Our guest on the show today is Chris Holmes, the Vice President of Product and Strategy at Planet. Chris entered the geospatial arena almost 20 years ago as an early contributor to the GeoServer project. In the beginning, he was writing code, but eventually discovered his talents were better spent helping to build a community and awareness around GeoServer and the greater Open Geospatial Consortium (OGC). Chasing innovation, he now works to promote wider spread adoption of cloud native geospatial solutions such as the SpatialTemporal Asset Catalog (STAC), and use of cloud optimized geotiffs (COGs) from his position at Planet.
The Basics of Cloud Native Geospatial
As one of the newest technologies on the GIS scene, cloud native geospatial can seem a bit intimidating. Realistically, it is a lot of familiar industry staples repackaged to take advantage of huge advancements in computing technology.
At its core, cloud native geospatial (CNG) is your classic geospatial infrastructure, without all those pesky computational power and storage limitations.
By leveraging the power of AWS, BigQuery, Snowflake, Google Earth Engine, or ArcGIS Server, users can access and analyze global-scale datasets without needing to purchase and maintain the physical servers traditionally used in on-premise setups.
This shift reduces the barrier to entry for scientists, and even casual users, allowing more spatial questions to be asked and answered.
CNG systems are flexible and scalable to most needs. One can choose to host some, or all of their data in the cloud, then access it for local analysis, complete that analysis in the cloud, or take a hybrid approach.
GIS work has traditionally followed a desktop-centered workflow. Using cloud native geospatial, it does not matter if you access and analyze your cloud data through a browser, or desktop application, although each platform will come with its own natural limitations.
GIS Data Formats and the Cloud
Cloud technology alone has existed for a while, but took a bit of a learning curve to adopt into GIS due to the specific requirements and preferences of cloud infrastructure.
This means that some people took this rare opportunity to essentially start from scratch, and build data formats that are optimized specifically for cloud systems, but often still maintain the flexibility to be backwards compatible to desktop and enterprise workflows.
It is not possible to talk about CNG without talking about Cloud Optimized GeoTIFFs (COGs). COGs are the backbone of cloud native geospatial, and are essentially responsible for starting the GIS industry’s race to the cloud. The beauty of COGs is that they can be used as a regular GeoTIFF in a desktop setting, or leveraged in the cloud to unlock fantastic real-time data streaming and analysis.

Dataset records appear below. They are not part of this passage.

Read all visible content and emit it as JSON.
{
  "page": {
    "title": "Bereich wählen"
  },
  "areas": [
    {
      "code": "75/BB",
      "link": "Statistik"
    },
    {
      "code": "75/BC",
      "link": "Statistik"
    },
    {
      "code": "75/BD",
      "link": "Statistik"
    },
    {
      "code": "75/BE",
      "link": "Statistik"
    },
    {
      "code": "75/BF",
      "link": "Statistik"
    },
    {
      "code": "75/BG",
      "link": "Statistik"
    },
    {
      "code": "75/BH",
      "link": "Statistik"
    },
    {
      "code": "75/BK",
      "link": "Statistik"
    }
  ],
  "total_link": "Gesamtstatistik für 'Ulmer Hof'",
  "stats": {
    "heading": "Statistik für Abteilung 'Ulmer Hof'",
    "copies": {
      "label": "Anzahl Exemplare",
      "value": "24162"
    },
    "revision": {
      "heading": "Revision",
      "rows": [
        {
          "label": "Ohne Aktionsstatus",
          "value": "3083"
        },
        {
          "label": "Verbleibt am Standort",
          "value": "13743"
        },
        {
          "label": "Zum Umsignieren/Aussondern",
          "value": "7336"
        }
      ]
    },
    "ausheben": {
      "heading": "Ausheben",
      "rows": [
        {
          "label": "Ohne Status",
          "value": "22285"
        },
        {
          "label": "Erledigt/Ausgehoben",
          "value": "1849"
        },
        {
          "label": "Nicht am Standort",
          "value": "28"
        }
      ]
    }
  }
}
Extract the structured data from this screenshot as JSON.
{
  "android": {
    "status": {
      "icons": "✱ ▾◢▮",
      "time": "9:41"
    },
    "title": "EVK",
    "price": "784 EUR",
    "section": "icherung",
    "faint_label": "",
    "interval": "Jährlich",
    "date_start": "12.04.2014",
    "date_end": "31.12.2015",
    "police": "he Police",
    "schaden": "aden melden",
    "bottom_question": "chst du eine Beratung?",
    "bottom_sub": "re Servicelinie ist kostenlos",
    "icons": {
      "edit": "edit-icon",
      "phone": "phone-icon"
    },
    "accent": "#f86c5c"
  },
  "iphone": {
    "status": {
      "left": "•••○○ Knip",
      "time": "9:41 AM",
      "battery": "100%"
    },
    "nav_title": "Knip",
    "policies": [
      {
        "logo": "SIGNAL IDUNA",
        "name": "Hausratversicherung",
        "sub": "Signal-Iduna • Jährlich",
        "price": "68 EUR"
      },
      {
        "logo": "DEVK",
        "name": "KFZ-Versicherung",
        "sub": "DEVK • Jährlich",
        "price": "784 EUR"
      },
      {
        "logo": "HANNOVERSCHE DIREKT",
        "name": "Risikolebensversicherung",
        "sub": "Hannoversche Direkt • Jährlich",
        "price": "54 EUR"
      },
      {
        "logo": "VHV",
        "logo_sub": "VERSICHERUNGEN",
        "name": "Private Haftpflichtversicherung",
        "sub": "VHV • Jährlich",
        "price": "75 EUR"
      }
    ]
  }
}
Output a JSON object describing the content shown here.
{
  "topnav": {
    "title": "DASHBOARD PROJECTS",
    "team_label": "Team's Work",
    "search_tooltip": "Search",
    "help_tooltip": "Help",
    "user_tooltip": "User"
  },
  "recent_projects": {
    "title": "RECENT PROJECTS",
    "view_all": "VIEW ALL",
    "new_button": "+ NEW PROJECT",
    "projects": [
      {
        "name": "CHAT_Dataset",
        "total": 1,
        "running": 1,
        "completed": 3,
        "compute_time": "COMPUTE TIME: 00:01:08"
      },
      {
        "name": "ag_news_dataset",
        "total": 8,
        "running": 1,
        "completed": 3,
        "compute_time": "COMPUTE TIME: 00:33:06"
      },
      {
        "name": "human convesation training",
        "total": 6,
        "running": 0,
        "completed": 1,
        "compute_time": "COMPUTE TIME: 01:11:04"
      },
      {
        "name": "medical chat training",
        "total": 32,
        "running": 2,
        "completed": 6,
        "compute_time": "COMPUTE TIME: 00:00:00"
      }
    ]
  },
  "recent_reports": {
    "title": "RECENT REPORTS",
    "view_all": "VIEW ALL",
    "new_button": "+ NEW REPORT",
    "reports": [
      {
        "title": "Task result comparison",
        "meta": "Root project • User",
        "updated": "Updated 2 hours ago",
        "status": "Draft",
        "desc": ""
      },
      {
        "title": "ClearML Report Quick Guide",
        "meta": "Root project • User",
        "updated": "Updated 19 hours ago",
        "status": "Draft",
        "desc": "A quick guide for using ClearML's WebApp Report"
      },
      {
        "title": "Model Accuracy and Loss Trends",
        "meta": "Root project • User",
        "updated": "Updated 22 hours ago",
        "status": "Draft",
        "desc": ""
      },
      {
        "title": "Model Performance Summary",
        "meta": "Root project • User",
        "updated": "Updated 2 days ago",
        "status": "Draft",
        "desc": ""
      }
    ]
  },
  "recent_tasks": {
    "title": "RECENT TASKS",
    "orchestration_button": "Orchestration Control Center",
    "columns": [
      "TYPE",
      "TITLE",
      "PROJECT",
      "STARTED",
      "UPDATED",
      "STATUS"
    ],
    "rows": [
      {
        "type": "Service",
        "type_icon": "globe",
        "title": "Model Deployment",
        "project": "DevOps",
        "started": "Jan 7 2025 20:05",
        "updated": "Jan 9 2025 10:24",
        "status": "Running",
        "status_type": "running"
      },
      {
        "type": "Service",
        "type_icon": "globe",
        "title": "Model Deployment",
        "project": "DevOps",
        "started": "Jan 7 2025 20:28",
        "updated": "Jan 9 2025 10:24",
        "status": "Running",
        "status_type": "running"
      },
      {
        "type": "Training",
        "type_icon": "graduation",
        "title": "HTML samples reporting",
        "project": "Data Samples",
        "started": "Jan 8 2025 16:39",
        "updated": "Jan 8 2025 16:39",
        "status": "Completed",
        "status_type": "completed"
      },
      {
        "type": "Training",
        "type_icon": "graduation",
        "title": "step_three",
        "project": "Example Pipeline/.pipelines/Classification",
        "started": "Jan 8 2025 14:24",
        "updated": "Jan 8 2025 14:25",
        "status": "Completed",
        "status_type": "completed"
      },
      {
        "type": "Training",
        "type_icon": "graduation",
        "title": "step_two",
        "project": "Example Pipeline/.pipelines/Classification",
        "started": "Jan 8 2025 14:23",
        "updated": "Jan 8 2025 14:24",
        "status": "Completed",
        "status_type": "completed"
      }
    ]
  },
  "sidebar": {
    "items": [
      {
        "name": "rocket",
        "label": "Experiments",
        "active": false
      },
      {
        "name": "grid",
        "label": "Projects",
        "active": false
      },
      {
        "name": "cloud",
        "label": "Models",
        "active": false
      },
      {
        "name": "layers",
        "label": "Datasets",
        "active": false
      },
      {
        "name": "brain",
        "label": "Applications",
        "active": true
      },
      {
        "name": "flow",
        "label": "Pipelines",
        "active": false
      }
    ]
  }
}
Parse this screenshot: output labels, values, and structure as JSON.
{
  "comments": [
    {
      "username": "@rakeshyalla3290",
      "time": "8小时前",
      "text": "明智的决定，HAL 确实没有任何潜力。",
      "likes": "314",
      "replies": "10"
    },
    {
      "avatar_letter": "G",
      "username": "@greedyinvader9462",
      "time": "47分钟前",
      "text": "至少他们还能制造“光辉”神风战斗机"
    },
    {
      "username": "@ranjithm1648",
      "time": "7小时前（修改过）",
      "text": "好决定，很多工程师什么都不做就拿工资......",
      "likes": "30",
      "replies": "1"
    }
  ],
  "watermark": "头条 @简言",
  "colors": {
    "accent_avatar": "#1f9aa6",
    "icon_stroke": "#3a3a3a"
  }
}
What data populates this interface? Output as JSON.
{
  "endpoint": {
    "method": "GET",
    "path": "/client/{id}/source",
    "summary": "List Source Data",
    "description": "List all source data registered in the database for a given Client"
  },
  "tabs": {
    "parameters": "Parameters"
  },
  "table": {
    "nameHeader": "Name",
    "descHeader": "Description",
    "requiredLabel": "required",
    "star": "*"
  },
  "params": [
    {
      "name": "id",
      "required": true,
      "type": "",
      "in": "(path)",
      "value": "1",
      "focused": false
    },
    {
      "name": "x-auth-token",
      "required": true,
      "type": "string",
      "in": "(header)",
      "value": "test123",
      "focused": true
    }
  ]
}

The key element of COGs is their compatibility with range requests. The efficiency of range requests is what enables streaming in a lot of our favorite applications, like Spotify, and even Netflix or YouTube. A range request is when a client reaches out to a server for information in its HTTP header to first know if the server supports range requests.
If range requests are supported, this means that the client can query what is essentially a table of contents for the data to retrieve only the data that the client is interested in, then stream it back for use.
If you are familiar with Python, you can think of this almost like slicing a list [x:y]. By pulling only the data relevant to the query, performance is greatly increased as fewer packets can be transferred back to the client.
At this time, streaming optimized geospatial formats are mostly limited to raster and point cloud data. There are nevertheless hopes that we will see options for optimized vector formats in the not too distant future.
Open vs Closed Geospatial Data Standards
In the past, GIS was often more or less siloed within an organization, making it reasonable to work in closed or proprietary formats. Today, in an increasingly interconnected world, sharing data and preparing it with interoperability in mind is essential.
Open data standards have been embraced by many as they can be used as-is, or maybe modified to work with existing infrastructure to create a better fit for an organization’s needs.
Having this groundwork in place gives developers a good spot to start from when creating a custom implementation, and leads to greater potential for innovation.
Although open data standards and formats have come to dominate the industry, closed data standards still have a presence. The best example is Google Earth Engine. Within its system, Google Earth Engine ultimately handles data in a closed proprietary format.
They know, however, that consumers today are generally unwilling to accept the risks of holding all of their data in a closed format.
After all, if the provider went out of business, then the consumer would lose usability of their data. Google remedies this by allowing other data formats to essentially port into their own, allowing clients the flexibility and security they would get if they utilized open standard formats.
What’s Next for Cloud Native Geospatial?
CNG has already brought a huge paradigm shift to the industry, removing traditional access, storage, and processing barriers for those who enter the game. As more and more datasets are uploaded into the cloud, it begs the question of what the next great leap forward will be.
One potential development we may hope to see in the future is data that is optimized for retrieval by search engines. At this point, the data exists, but it needs to be described in a way that allows the search engines to find it, and match it to user needs. This means fully populated metadata, and plain text descriptions that allow data to be matched to a query.
More accessible and queryable geospatial datasets could play a huge role in bringing geospatial to the masses, rather than following the current theme of only being used by those involved in the GIS industry. The SpatioTemporal Asset Catalog is a great example of what this may look like.
Another glimpse into the future of CNG is that eventually, pretty much all the data we could want will be available in the cloud, in open data standards. This can allow the focus to shift from data aggregation, to creative data analysis and applications. As young people come into the industry, they will not be clouded with the ideas of what cannot be done, but will rather see the wealth of options and resources available, and take it and run with it, hopefully leading to the next big thing.